Mechanisms of Action Prediction Challenge
This project was sponsored by the Connectivity Map, within the Broad Institute of MIT and Harvard, the Laboratory for Innovation Science at Harvard (LISH), and the NIH Common Funds Library of Integrated Network-Based Cellular Signatures (LINCS). The aim was to advance drug development through improvements to MoA prediction algorithms. The means were an open challenge hosted on the crowdsourcing platform Kaggle. Visit the challenge’s website for more information, data, and source codes.
What is the Mechanism of Action (MoA) of a drug? And why is it important?
In the past, scientists derived drugs from natural products or were inspired by traditional remedies. Very common drugs, such as paracetamol (acetaminophen) were put into clinical use decades before the biological mechanisms driving their pharmacological activities were understood. Today, with the advent of more powerful technologies, drug discovery has changed from the serendipitous approaches of the past to a more targeted model based on an understanding of the underlying biological mechanism of a disease. In this new framework, scientists seek to identify a protein target associated with a disease and develop a molecule that can modulate that protein target. As a shorthand to describe the biological activity of a given molecule, scientists assign a label referred to as mechanism-of-action or MoA for short.
How do we determine the MoAs of a new drug?
One approach is to treat a sample of human cells with the drug and then analyze the cellular responses with algorithms that search for similarity to known patterns in large genomic databases, such as libraries of gene expression or cell viability patterns of drugs with known MoAs.

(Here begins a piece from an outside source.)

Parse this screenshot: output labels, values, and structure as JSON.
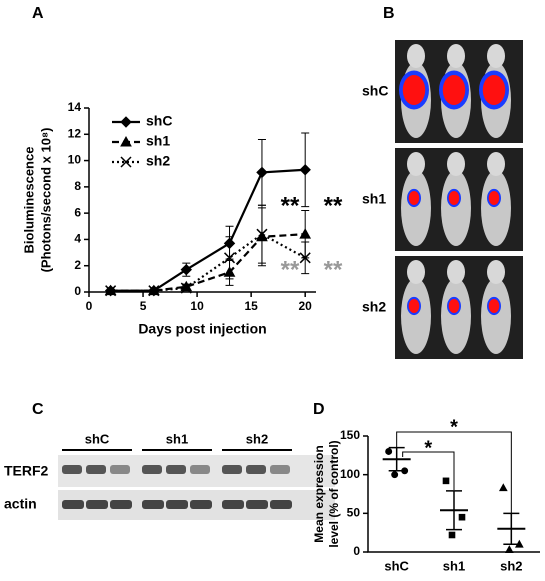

What was the goal of this challenge?
In this competition, competitors had access to a unique dataset that combines gene expression and cell viability data for about 5,000 drugs. The data is based on a new assay that measures simultaneously (within the same samples) human cells’ responses to drugs in a pool of 100 different cell types (thus solving the problem of identifying ex-ante, which cell types are better suited for a given drug). The competitors also had access to MoA annotations for more than 5,000 drugs in this dataset.
The dataset was split into testing and training subsets. Hence, the task was to use the training dataset to develop an algorithm that automatically labels each case in the test set as one or more MoA classes (“multiple-label classification”).
How to evaluate the accuracy of a solution?
Based on the MoA annotations, the accuracy of solutions was evaluated on the average value of the logarithmic loss function applied to each drug-MoA annotation pair.
The analysis of the results of this competition is in progress.